'Second Housing Reform' Desirable for Catalyzing Post-Pandemic Economy
Apr 01-2020
Taking into accounting the economic impact of the pandemic and the future trends of the Chinese economy, Prof. Xu Yuan of the NSD has raised a distinctive policy proposal: China should carry out a ‘second housing reform’ with migrant workers as the target group. He reiterated his views during the recent National Development Forum Online by the NSD.
The reform as he defines will see large-scale construction of social housing and provision of public services to facilitate hundreds of millions of migrant workers to truly integrate into cities. As such, human capital will be enhanced, social resources saved, and latent economic momentum liberated.
According to his analysis, the outsize impact of the pandemic has rendered fiscal, monetary, and industrial policy feeble in leeway. Moreover, current real estate policies are averse to using housing investment for stimulating the economy for fear of aggravating the wealth gap.
China is in need of another major maneuver to jolt and expand both the internal and the external demand. The second housing reform, if implemented, can largely address the former, while the latter calls for a second opening up, as compared to the first opening up enabled by China’s accession into the WTO.

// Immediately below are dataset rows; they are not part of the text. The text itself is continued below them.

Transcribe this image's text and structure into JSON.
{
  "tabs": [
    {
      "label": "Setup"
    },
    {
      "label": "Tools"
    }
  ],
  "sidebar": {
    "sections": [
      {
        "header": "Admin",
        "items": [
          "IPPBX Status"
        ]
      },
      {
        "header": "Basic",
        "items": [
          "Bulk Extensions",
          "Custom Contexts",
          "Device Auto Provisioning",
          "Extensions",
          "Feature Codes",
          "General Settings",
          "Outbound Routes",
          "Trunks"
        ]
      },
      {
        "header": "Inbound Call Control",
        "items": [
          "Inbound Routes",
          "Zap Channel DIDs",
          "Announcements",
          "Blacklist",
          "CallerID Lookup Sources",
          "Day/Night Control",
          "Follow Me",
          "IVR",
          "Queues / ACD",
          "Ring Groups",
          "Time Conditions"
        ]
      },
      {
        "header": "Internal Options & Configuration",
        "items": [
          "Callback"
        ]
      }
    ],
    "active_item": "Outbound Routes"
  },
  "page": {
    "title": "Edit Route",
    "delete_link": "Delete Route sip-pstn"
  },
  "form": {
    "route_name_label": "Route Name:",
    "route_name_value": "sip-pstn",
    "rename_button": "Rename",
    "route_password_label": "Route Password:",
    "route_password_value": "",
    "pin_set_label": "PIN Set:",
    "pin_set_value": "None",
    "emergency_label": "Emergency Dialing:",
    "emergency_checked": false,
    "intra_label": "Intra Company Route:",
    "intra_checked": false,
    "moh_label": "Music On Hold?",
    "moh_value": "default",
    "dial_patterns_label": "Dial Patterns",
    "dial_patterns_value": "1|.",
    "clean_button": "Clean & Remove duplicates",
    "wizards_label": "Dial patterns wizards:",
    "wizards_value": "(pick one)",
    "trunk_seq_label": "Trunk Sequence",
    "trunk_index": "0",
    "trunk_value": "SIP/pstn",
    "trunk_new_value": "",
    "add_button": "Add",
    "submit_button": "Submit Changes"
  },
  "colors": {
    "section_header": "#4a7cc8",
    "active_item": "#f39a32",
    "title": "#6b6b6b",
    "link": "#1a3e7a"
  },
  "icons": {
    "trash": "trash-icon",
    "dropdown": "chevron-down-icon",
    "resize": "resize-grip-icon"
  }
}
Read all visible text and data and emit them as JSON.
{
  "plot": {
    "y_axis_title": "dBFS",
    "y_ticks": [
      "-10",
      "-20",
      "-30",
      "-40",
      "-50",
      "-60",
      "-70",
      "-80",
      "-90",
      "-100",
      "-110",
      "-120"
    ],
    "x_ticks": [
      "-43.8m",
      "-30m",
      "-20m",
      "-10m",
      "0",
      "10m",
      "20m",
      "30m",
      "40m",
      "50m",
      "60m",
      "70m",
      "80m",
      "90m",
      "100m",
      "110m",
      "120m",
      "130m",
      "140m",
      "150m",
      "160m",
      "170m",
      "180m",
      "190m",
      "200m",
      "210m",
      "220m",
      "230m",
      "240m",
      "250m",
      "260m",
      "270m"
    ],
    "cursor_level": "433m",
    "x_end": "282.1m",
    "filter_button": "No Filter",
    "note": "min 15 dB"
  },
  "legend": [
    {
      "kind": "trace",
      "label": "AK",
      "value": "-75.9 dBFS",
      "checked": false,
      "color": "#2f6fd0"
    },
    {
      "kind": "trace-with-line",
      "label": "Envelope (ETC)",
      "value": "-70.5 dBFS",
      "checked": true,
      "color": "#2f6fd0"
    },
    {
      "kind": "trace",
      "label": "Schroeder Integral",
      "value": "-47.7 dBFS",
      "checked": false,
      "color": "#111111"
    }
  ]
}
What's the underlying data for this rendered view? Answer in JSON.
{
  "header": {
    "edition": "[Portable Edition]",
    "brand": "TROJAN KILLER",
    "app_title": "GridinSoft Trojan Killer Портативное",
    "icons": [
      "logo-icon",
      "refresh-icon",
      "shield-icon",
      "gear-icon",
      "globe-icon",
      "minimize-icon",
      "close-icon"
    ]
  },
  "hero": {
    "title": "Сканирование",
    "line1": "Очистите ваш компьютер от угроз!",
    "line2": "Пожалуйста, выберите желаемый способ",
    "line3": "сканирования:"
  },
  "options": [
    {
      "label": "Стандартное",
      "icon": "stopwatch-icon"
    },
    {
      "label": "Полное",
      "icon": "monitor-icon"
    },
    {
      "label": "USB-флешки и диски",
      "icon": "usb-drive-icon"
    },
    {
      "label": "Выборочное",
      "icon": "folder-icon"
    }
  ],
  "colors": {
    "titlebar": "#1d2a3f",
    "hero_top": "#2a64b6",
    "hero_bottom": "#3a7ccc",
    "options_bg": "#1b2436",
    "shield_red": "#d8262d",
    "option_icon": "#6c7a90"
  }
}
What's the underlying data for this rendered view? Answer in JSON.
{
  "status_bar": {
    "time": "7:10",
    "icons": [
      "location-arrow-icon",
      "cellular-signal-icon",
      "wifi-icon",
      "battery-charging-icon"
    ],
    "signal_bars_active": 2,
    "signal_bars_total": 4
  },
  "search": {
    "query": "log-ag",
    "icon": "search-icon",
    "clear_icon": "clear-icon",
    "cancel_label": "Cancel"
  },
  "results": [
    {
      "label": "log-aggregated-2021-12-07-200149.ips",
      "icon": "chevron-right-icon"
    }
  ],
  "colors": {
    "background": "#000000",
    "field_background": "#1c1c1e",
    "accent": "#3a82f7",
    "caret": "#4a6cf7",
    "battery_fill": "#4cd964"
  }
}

The second housing reform might prove to be an ideal policy with both short-term and long-term efficacy. If 10 million units of social housing, at 50 square meters per unit, are built every year, the reform will entail 10 trillion yuan of annual investment, which in turn will generate higher income and pull other investments. Consequently, an additional 3% increase in annual GDP growth can be expected to fuel the economic recovery.
If the policy is sustained for ten years and coupled with the second opening up, an annual growth rate of 5% and above can be achieved in the 10-15 years to come, which will spur the economy to double in size in year 2035 and turn the nation into a modernized one.
Besides economic growth, the second housing reform might help improve social comprehensive governance in the long term. In 10 years’ time, 300 million migrants will move into cities and become urban citizens, effectively shattering the current binary social structure.
China’s first housing reform began in 1998 and has brought about housing commercialization predominantly for urban residents. The second housing reform, with migrant workers at the core, will push urbanization onto a higher plateau: metropolis-ation.
As policy advice, the second housing reform inherently has many ends to tie. In terms of location, Prof. Xu believes that the social housing should be built in centrally located cities and metropolitan areas. Small cities should be eschewed, as buyers will be scant.